Невинная обманщица - Картленд Барбара. Страница 17
Маркиз рассмеялся:
— Может быть, это действительно обычай, но я о нем никогда не слышал.
Французы понимающе переглянулись.
— Хитрая бестия, — едва слышно пробормотал под нос граф.
— Мне не остается ничего другого, как подчиниться традициям, — продолжал маркиз. — Только я не понял, что полагается делать гостям; смотреть, как я ем в одиночестве?
— Нет, ваша светлость. Гостям предназначается другое блюдо. Повариха назвала его как-то мудрено, боюсь, что не смогу выговорить.
Лакей выставил перед гостями поднос с цыплятами. Начинка была особенной, а в густом соусе плавали маленькие гренки и тушеные грибы. На отдельных тарелочках подавался гарнир: зеленый горошек, мелкая морковка и свеколка, а также картофелины того же размера, сваренные «в мундире». Гарнир выглядел очень живописно.
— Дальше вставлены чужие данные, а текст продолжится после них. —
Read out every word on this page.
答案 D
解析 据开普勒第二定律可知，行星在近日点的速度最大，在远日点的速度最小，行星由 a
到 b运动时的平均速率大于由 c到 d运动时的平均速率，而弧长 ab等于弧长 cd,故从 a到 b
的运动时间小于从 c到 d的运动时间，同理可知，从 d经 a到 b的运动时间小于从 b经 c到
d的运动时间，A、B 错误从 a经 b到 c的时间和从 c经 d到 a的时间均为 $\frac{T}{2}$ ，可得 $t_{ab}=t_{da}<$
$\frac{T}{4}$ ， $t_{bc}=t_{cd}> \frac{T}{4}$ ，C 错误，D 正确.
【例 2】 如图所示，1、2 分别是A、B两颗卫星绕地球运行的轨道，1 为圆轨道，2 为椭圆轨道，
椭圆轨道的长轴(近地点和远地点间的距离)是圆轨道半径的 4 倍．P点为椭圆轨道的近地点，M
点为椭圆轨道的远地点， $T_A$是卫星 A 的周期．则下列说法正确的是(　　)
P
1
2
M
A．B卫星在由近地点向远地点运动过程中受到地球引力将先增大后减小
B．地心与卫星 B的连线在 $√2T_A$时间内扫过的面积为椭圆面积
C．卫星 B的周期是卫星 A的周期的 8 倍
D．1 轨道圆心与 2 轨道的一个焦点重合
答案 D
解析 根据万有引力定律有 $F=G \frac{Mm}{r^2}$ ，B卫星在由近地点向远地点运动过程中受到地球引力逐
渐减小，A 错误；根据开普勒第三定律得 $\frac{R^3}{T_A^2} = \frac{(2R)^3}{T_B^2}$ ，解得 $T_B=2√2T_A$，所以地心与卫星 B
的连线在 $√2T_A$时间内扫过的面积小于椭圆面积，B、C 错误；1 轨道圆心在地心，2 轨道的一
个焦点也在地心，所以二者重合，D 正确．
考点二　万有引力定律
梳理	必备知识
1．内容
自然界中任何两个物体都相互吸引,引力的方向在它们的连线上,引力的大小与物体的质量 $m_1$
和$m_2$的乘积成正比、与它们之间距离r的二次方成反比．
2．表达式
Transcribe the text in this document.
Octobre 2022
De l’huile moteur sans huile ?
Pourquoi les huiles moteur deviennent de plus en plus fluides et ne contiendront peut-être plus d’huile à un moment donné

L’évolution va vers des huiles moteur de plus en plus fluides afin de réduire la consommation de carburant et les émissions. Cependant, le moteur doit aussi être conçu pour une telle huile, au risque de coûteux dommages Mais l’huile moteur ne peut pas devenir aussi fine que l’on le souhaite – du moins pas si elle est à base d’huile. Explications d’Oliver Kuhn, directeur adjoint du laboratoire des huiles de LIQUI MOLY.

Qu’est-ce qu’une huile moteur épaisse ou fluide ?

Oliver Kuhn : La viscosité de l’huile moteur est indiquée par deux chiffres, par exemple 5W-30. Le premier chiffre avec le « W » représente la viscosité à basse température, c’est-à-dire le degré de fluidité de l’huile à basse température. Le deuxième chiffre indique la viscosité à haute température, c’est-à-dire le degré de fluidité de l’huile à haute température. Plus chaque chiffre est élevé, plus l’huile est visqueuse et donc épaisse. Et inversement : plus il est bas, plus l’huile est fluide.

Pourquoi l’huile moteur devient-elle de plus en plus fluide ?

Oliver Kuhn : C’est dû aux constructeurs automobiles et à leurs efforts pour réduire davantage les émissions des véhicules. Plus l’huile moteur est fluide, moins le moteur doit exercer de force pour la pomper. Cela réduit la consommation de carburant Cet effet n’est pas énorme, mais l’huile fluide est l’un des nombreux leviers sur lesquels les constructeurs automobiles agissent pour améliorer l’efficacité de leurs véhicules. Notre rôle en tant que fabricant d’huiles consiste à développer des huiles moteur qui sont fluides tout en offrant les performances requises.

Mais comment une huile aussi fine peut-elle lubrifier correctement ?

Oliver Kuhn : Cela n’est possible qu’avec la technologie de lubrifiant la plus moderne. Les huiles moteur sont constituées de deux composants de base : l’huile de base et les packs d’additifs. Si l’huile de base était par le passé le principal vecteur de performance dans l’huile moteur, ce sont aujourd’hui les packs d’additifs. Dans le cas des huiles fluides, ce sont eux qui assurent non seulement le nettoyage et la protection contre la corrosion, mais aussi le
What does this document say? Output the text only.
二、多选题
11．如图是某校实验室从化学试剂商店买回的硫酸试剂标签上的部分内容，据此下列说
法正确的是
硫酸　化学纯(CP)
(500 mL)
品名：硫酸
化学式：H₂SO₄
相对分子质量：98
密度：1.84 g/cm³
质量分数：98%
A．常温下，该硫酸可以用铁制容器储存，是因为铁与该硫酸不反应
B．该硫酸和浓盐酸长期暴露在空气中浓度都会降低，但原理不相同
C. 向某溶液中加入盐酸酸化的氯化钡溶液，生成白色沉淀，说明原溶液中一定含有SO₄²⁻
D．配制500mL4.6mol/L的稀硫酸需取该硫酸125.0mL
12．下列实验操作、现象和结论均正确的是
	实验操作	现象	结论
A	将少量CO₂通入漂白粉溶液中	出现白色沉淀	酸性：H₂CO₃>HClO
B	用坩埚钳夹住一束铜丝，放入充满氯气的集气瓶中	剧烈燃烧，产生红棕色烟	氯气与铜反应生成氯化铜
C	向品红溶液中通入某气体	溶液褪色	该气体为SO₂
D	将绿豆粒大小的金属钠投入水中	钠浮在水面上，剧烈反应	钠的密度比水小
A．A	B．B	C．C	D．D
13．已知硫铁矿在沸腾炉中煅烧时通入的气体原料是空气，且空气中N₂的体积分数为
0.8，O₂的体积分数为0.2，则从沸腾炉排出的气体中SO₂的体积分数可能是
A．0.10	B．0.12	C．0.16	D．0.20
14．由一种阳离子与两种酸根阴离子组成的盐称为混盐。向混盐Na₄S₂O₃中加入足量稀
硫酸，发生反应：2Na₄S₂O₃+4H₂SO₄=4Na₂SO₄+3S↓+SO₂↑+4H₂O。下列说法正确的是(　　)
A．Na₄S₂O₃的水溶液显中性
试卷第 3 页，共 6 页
Маркиз отведал шербет, нежный и душистый.
«Хорошо, что о голубе говорилось лишь фигурально», — подумал он. Ему с детства претило употребление голубей в пищу.
Разговор совсем прекратился. Гости с увлечением ели.
Вдруг месье Граве уронил голову прямо в тарелку и забормотал что-то нечленораздельно.
«Напился!»— не без удивления подумал маркиз: пили за столом очень умеренно.
Он не успел среагировать, как Иветт со стоном откинулась на спинку стула, неестественно изогнулась и рухнула на пол.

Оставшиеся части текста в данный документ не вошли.